The Elegance of the Hedgehog by Muriel Barbery, France, 2006
This is not an easy book to review as there are as many minuses as there are pluses. While I was reading it, I swung constantly between liking it and disliking it; by the time I had reached the end, I was really not sure which side had won.
It is the story of Renée, concierge to a block of very up-market flats. Although Renée’s exterior is that of a poor, uneducated, middle-aged woman, her interior, where she harbours a love of the classics and music, is very different. After a tragic incident when she was still a young girl, she feels that she must always exist within the limitations of her own class.
In many ways, this is a book about class.
A death in one of the flats heralds a change of tenant, and bit by bit we are introduced to Kakuro, a wealthy, yet culturally aware, Japanese man. In one of the other flats, a thirteen-year-old girl, Paloma, is planning to kill herself. The three people – Renée, Kakuro and Paloma – gradually become intertwined with each other, and their lives change dramatically.
It is very obvious that Muriel Barbery must have studied philosophy, and philosophical thoughts and arguments saturate the entire novel.
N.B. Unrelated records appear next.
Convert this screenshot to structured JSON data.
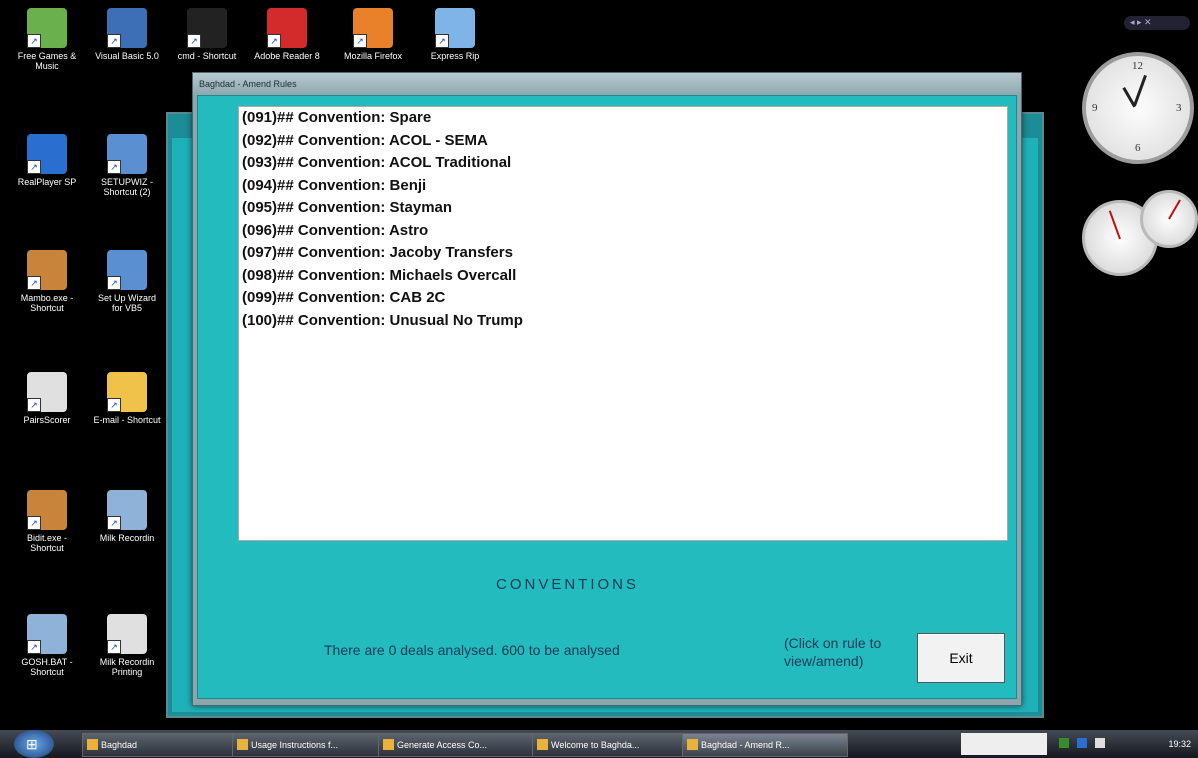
{
  "desktop": {
    "icons": [
      {
        "label": "Free Games & Music",
        "color": "#6ab04c"
      },
      {
        "label": "Visual Basic 5.0",
        "color": "#3d6fb6"
      },
      {
        "label": "cmd - Shortcut",
        "color": "#222222"
      },
      {
        "label": "Adobe Reader 8",
        "color": "#d32b2b"
      },
      {
        "label": "Mozilla Firefox",
        "color": "#e9802a"
      },
      {
        "label": "Express Rip",
        "color": "#7fb4e6"
      },
      {
        "label": "RealPlayer SP",
        "color": "#2a6fcf"
      },
      {
        "label": "SETUPWIZ - Shortcut (2)",
        "color": "#5a8fd2"
      },
      {
        "label": "Mambo.exe - Shortcut",
        "color": "#c9843b"
      },
      {
        "label": "Set Up Wizard for VB5",
        "color": "#5a8fd2"
      },
      {
        "label": "PairsScorer",
        "color": "#e0e0e0"
      },
      {
        "label": "E-mail - Shortcut",
        "color": "#f0c24a"
      },
      {
        "label": "Bidit.exe - Shortcut",
        "color": "#c9843b"
      },
      {
        "label": "Milk Recordin",
        "color": "#8fb2d8"
      },
      {
        "label": "GOSH.BAT - Shortcut",
        "color": "#8fb2d8"
      },
      {
        "label": "Milk Recordin Printing",
        "color": "#e0e0e0"
      }
    ]
  },
  "window": {
    "title": "Baghdad - Amend Rules",
    "rules": [
      "(091)## Convention: Spare",
      "(092)## Convention: ACOL - SEMA",
      "(093)## Convention: ACOL Traditional",
      "(094)## Convention: Benji",
      "(095)## Convention: Stayman",
      "(096)## Convention: Astro",
      "(097)## Convention: Jacoby Transfers",
      "(098)## Convention: Michaels Overcall",
      "(099)## Convention: CAB 2C",
      "(100)## Convention: Unusual No Trump"
    ],
    "heading": "CONVENTIONS",
    "status": "There are  0 deals analysed.  600 to be analysed",
    "hint": "(Click on rule to view/amend)",
    "exit_label": "Exit"
  },
  "taskbar": {
    "tasks": [
      {
        "label": "Baghdad",
        "active": false
      },
      {
        "label": "Usage Instructions f...",
        "active": false
      },
      {
        "label": "Generate Access Co...",
        "active": false
      },
      {
        "label": "Welcome to Baghda...",
        "active": false
      },
      {
        "label": "Baghdad - Amend R...",
        "active": true
      }
    ],
    "time": "19:32"
  },
  "colors": {
    "client_bg": "#23bbbd",
    "text_dark": "#1a3c5a"
  }
}
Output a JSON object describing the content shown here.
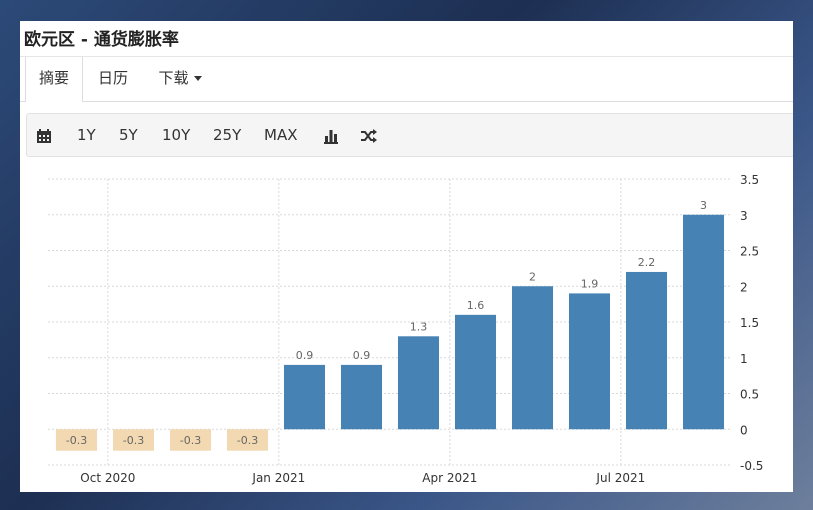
{
  "title": "欧元区 - 通货膨胀率",
  "tabs": [
    {
      "label": "摘要"
    },
    {
      "label": "日历"
    },
    {
      "label": "下载"
    }
  ],
  "toolbar": {
    "items": [
      "1Y",
      "5Y",
      "10Y",
      "25Y",
      "MAX"
    ],
    "icons": [
      "calendar-icon",
      "bar-chart-icon",
      "shuffle-icon"
    ]
  },
  "colors": {
    "positive_bar": "#4682b4",
    "negative_bar": "#f3d9b1",
    "grid": "#d9d9d9"
  },
  "chart_data": {
    "type": "bar",
    "categories": [
      "2020-09",
      "2020-10",
      "2020-11",
      "2020-12",
      "2021-01",
      "2021-02",
      "2021-03",
      "2021-04",
      "2021-05",
      "2021-06",
      "2021-07",
      "2021-08"
    ],
    "values": [
      -0.3,
      -0.3,
      -0.3,
      -0.3,
      0.9,
      0.9,
      1.3,
      1.6,
      2,
      1.9,
      2.2,
      3
    ],
    "value_labels": [
      "-0.3",
      "-0.3",
      "-0.3",
      "-0.3",
      "0.9",
      "0.9",
      "1.3",
      "1.6",
      "2",
      "1.9",
      "2.2",
      "3"
    ],
    "x_tick_labels": [
      {
        "label": "Oct 2020",
        "category": "2020-10"
      },
      {
        "label": "Jan 2021",
        "category": "2021-01"
      },
      {
        "label": "Apr 2021",
        "category": "2021-04"
      },
      {
        "label": "Jul 2021",
        "category": "2021-07"
      }
    ],
    "y_ticks": [
      "-0.5",
      "0",
      "0.5",
      "1",
      "1.5",
      "2",
      "2.5",
      "3",
      "3.5"
    ],
    "ylim": [
      -0.5,
      3.5
    ],
    "grid": true,
    "y_axis_side": "right",
    "title": "",
    "xlabel": "",
    "ylabel": ""
  }
}
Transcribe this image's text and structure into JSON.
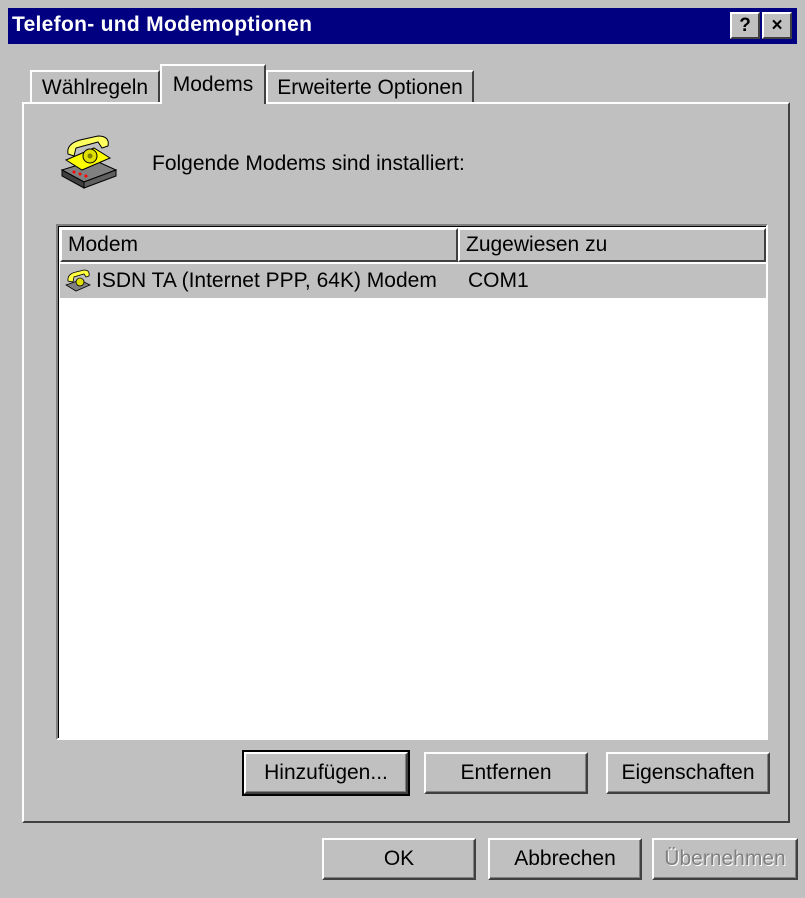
{
  "window": {
    "title": "Telefon- und Modemoptionen"
  },
  "titlebar": {
    "help_label": "?",
    "close_label": "×"
  },
  "tabs": [
    {
      "label": "Wählregeln"
    },
    {
      "label": "Modems"
    },
    {
      "label": "Erweiterte Optionen"
    }
  ],
  "active_tab": "Modems",
  "panel": {
    "intro_text": "Folgende Modems sind installiert:",
    "icon": "telephone-modem-icon"
  },
  "modem_list": {
    "columns": [
      {
        "label": "Modem"
      },
      {
        "label": "Zugewiesen zu"
      }
    ],
    "rows": [
      {
        "modem": "ISDN TA (Internet PPP, 64K) Modem",
        "port": "COM1",
        "selected": true
      }
    ]
  },
  "panel_buttons": {
    "add": "Hinzufügen...",
    "remove": "Entfernen",
    "properties": "Eigenschaften"
  },
  "dialog_buttons": {
    "ok": "OK",
    "cancel": "Abbrechen",
    "apply": "Übernehmen"
  },
  "colors": {
    "titlebar": "#000080",
    "face": "#c0c0c0",
    "selection": "#c0c0c0",
    "disabled_text": "#808080"
  }
}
At times it is very easy to feel, rightly or wrongly, that Barbery is merely showing off her talents in that area. The writing is often loquacious and unnecessarily convoluted, which I found extremely irritating. Yet, in between all these negatives, there are many spot-on observations and some beautiful descriptions of the human situation.
Whether or not the class divide in the twenty-first century is still as strong in France, as the book would make one believe, is not something that I can answer; however, class to one side, the book poses many interesting questions about human relationships. On that basis, I would say that the book is most probably worth reading.